Updated on 2/14/2023 at 1:20p.m. ET: As expected, Idris Elba’s admission that he no longer refers to himself as a Black actor because it limited him in his career didn’t land with folks the way he intended.
While there’s of course a nuanced conversation to be had, Elba made sure to further clarify his points in a tweet over the weekend saying:
“There isn’t a soul on this earth that can question whether I consider myself a BLACK MAN or not. Being an ‘actor’ is a profession, like being an ‘architect’ ,they are not defined by race. However, If YOU define your work by your race, that is your Perogative. Ah lie?”
Whether or not this was a general response to the online criticism or a direct response to fellow British actor John Boyega’s reaction, we’ll never know. But one thing is abundantly clear: Idris said what he said and isn’t backing down.
See the original article below.
Let me first start by saying: I am an Idris Elba fan. Always have been, always will be.
Now that that’s out of the way, I’ve got to admit that I’m a bit puzzled at a recent admission he made during an interview with Esquire UK in which he explained why he no longer calls himself a “Black actor.” Citing the fact that it was more harmful than helpful throughout the course of his career, Elba said:
“Of course, I’m a member of the Black community. You say a prominent one. But when I go to America, I’m a prominent member of the British community. ‘Oh, U.K.’s in the house!’ If we spent half the time not talking about the differences but the similarities between us, the entire planet would have a shift in the way we deal with each other.”
OK, I can get with that somewhat.
“As humans, we are obsessed with race. And that obsession can really hinder people’s aspirations, hinder people’s growth. Racism should be a topic for discussion, sure. Racism is very real. But from my perspective, it’s only as powerful as you allow it to be. I stopped describing myself as a Black actor when I realized it put me in a box. We’ve got to grow. We’ve got to. Our skin is no more than that: it’s just skin. Rant over.”
“I did it[acting] because I thought that’s a great profession and I could do a good job at it. As you get up the ladder, you get asked what it’s like to be the first Black to do this or that. Well, it’s the same as it would be if I were white. It’s the first time for me. I don’t want to be the first Black. I’m the first Idris.”
Wow, umm, OK Big ‘Dris.
While I understand his intentions and that he’s speaking from his personal experience and what he feels is true in his life, I can’t help but point out a few flaws in his latter statements.
For starters, racism isn’t as powerful as we allow it to be. My determination to not succumb to racism will do nothing to stop the effects of it from affecting me in some way, shape or form. Why? Because America was founded on racist and anti-Black ideals that continue to systematically oppress Black people, people of color, and other marginalized communities to this day. If all it took was for individuals to say, “I no longer give power to racism,” then this problem should’ve been eradicated centuries ago.

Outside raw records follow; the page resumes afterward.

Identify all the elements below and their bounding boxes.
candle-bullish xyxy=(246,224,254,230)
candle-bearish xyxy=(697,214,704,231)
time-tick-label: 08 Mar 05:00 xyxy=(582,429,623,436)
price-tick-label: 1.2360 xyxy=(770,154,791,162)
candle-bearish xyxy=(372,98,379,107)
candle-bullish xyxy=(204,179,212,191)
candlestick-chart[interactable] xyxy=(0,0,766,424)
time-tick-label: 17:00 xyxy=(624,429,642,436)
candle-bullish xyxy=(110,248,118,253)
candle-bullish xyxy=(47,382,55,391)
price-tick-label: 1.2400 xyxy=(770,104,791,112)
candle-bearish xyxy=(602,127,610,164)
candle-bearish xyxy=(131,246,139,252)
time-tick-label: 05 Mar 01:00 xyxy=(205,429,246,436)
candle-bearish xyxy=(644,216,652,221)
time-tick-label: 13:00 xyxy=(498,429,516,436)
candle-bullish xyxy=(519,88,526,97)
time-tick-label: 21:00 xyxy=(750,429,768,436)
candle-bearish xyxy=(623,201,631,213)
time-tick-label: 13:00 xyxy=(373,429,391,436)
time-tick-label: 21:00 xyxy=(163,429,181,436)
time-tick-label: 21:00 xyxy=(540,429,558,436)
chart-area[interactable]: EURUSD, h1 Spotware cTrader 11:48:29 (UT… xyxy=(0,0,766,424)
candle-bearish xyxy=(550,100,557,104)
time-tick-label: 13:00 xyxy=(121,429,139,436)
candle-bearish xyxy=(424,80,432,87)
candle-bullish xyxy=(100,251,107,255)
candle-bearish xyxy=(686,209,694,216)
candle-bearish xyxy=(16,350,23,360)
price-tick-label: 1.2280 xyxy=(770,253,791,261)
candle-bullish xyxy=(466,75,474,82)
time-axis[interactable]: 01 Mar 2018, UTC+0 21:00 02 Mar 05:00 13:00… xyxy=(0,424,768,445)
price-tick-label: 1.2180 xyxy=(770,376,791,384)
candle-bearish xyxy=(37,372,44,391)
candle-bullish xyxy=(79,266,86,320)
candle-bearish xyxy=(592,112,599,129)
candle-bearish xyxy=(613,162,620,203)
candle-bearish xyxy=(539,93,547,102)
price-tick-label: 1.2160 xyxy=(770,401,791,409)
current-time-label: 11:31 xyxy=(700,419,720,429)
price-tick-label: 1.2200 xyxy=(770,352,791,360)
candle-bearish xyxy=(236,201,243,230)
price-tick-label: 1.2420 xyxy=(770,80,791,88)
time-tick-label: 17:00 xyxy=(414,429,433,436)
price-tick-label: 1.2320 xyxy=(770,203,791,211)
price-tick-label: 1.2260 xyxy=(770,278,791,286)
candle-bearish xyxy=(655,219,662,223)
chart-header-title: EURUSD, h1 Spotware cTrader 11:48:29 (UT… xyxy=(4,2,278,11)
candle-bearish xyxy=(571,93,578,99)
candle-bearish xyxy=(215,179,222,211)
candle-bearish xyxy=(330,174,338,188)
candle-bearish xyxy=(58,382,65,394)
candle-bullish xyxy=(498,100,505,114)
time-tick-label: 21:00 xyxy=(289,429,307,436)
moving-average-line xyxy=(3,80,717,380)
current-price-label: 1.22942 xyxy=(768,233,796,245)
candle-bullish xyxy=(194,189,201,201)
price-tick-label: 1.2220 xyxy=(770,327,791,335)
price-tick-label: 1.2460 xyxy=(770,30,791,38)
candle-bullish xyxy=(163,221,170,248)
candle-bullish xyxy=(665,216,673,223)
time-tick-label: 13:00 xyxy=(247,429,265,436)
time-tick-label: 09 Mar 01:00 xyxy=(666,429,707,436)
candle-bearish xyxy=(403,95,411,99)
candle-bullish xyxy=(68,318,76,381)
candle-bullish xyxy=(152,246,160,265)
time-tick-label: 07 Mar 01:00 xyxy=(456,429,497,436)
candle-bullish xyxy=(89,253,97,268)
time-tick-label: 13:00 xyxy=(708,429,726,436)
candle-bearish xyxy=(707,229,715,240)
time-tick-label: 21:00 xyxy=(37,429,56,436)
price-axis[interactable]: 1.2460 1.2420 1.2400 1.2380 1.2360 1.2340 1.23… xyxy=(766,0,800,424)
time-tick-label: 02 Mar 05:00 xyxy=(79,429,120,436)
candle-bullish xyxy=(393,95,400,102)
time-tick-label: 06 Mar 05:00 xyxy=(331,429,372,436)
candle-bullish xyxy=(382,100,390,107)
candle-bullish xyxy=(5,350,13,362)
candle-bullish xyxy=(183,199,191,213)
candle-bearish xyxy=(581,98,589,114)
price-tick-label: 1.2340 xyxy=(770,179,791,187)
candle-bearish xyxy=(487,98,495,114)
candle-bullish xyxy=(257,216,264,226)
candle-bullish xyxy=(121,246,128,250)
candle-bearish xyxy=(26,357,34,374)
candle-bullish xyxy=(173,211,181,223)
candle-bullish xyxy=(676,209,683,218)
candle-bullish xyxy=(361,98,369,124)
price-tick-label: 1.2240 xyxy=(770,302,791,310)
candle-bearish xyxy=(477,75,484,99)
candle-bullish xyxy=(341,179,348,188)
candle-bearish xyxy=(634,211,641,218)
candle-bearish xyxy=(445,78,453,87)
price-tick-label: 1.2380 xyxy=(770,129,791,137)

Secondly, I can understand why you would think our skin is just skin, but it’s not. Our skin should be just skin, but because of systemic racism and global anti-Blackness, what should be looked at as something simple has long been politicized, criminalized, and demonized. But instead of using that fact to minimize the beauty, strength and power that comes with being a more melanated individual or try to distance ourselves from that, our energy would be better used to interrogate why the majority and powers that be have decided to view it as limiting instead of limitless in the first place.
Excuse my bad grammar here but ain’t nothing wrong with being called Black. Where the problem comes into play is when people use that to justify maltreatment, prejudice, and discrimination. This, again, lends credence to the need to question what others are doing by trying to box us in with that label and figure out ways to stop them instead of trying to jump through mental hoops to shift how we see ourselves. We as Black people know by now that Blackness is not a monolith, and with that should come the vast expansion of knowledge of our history, our stories and our creativity.
We ought to take that knowledge and use it to our advantage to create productive conversations and opportunities that will continue to celebrate our nuances and stress the importance and beauty of embracing our differences instead of trying to negate them altogether.
“I think we should fixate on who is typecasting and putting actors in boxes because of this. Not on making weird adjustments for them. We continuously focus on what we have to do so they don’t do this or that. Very worrying. We BLACK and that’s that,” said Star Wars and fellow Black UK actor John Boyega on Twitter in response to Elba’s comments.
I couldn’t have said it better myself.